Filename: model/deep_model and deep_HV_result.txt
Filename | contents |
---|---|
model/deep_model | LSTM-PHV model file |
deep_HV_result.txt | Documenting the learning process |
PPI prediction is executed by following command (Promote the use of GPU-enabled environments).
$lstmphv predict -i [data file path (csv format)] -o [output dir path] -w [word2vec model file path] -d [deep learning model file path]
ex)
$lstmphv predict -i ~/LSTM-PHV/sample_data/sample_test_data.csv -o ~/LSTM-PHV/results -w ~/LSTM-PHV/w2v_model/AA_model.pt -d ~/LSTM-PHV/deep_model/deep_model
other options)
option | explanation | necessary or not | default value |
---|---|---|---|
-i (--import_file) | Path of data file (.csv) | necessary | - |
-o (--out_dir) | Directory to output results | necessary | - |
-w (--w2v_model_file) | Path of a trained word2vec model | necessary | - |
-d (--deep_model_file) | Path of a trained lstm-phv model | necessary | - |
-thr (--threshold) | Threshold to determined whether interact or not | not necessary | 0.5 |
-batch (--batch_size) | Batch size | not necessary | 1024 |
-k_mer (--k_mer) | Size of k in k_mer | not necessary | 4 |
Note that csv files need to contein the following contents (Check the sample data at /LSTM-PHV/sample_data)

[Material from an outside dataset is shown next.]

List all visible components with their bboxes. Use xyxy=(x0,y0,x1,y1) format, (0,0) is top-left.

First column:human protein IDs
Second column:viral protein IDs
Third column:human protein sequences
Forth column:viral protein sequences
(Results)
CSV files will be output to the specified directory.

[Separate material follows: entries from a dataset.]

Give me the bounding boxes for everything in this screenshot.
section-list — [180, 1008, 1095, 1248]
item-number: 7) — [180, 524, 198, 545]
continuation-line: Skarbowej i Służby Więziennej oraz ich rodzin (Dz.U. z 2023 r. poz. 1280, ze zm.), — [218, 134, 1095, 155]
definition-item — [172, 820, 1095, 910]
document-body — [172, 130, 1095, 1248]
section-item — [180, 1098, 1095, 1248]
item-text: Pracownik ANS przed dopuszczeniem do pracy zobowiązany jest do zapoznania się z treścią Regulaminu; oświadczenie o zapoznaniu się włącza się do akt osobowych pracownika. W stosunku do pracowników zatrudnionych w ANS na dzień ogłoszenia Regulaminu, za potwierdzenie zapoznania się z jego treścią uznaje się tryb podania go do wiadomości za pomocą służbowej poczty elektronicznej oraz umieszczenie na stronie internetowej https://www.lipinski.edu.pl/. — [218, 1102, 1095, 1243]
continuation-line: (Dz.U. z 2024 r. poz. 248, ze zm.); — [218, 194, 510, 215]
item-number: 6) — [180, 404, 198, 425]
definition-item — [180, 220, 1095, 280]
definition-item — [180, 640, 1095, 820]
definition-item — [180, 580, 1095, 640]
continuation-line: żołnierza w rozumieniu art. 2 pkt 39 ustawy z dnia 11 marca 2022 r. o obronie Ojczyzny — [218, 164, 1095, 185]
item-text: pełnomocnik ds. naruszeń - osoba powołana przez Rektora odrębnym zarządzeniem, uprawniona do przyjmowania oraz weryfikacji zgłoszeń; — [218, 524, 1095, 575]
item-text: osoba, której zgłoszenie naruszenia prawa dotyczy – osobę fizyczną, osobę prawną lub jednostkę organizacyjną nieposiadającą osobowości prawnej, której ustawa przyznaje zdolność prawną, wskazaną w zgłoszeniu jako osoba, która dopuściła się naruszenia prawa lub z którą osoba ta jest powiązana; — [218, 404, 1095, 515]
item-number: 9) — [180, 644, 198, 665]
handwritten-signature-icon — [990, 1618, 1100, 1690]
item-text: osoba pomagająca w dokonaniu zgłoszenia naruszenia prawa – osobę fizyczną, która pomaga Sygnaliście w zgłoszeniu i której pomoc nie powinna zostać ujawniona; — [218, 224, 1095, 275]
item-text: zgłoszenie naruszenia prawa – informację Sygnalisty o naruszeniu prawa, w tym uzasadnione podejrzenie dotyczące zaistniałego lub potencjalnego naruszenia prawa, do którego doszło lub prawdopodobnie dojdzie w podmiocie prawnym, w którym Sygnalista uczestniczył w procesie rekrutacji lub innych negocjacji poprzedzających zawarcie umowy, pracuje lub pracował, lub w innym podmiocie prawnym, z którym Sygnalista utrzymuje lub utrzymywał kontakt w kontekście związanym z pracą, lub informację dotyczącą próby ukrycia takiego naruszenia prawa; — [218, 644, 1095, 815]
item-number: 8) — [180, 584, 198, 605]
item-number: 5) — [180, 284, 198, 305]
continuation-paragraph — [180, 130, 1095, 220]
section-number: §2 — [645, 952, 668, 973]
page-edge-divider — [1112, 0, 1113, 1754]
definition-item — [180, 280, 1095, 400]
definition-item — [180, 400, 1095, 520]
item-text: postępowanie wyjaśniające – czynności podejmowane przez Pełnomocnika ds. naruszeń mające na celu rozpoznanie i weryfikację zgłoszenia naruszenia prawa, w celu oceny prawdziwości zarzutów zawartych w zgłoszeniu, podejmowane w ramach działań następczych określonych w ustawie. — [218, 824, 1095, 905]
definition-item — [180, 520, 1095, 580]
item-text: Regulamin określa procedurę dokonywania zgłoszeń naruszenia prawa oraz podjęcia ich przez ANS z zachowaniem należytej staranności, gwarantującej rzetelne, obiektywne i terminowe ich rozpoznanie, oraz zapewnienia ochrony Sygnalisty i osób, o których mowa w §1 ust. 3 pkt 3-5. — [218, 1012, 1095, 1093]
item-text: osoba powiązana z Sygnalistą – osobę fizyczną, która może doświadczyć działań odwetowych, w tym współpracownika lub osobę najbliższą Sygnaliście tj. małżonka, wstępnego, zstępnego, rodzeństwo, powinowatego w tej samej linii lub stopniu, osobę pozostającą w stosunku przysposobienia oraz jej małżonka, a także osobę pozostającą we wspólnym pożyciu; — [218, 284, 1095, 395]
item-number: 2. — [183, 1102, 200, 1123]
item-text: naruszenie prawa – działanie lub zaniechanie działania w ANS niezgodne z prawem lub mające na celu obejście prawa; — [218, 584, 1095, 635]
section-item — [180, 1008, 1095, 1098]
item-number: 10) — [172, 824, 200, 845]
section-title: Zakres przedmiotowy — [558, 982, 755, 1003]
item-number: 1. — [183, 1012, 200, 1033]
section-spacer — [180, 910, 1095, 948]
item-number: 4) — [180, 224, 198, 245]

Filename: result.csv, human_transformed_vec.csv, viral_transformed_vec.csv, human_protein_attention_weights.csv, viral_protein_attention_weights.csv
Filename | contents |
---|---|
result.csv | Predictive scores and labels |
human_transformed_vec.csv | Transformed vector generated by the LSTM-PHV network while extracting human protein features. Each row contains the transformed vector in a sample |
viral_transformed_vec.csv | Transformed vector generated by the LSTM-PHV network while extracting viral protein features. Each row contains the transformed vector in a sample |
human_protein_attention_weights.csv | Attention weights generated by the LSTM-PHV network while extracting human protein features. Each row contains the attention weights in a sample |
viral_protein_attention_weights.csv | Attention weights generated by the LSTM-PHV network while extracting viral protein features. Each row contains the attention weights in a sample |
We provided sample data, word2vec model, and LSTM-PHV model as well as CLI system. Note that sample data is not the benchmark datasets and this is only present the example.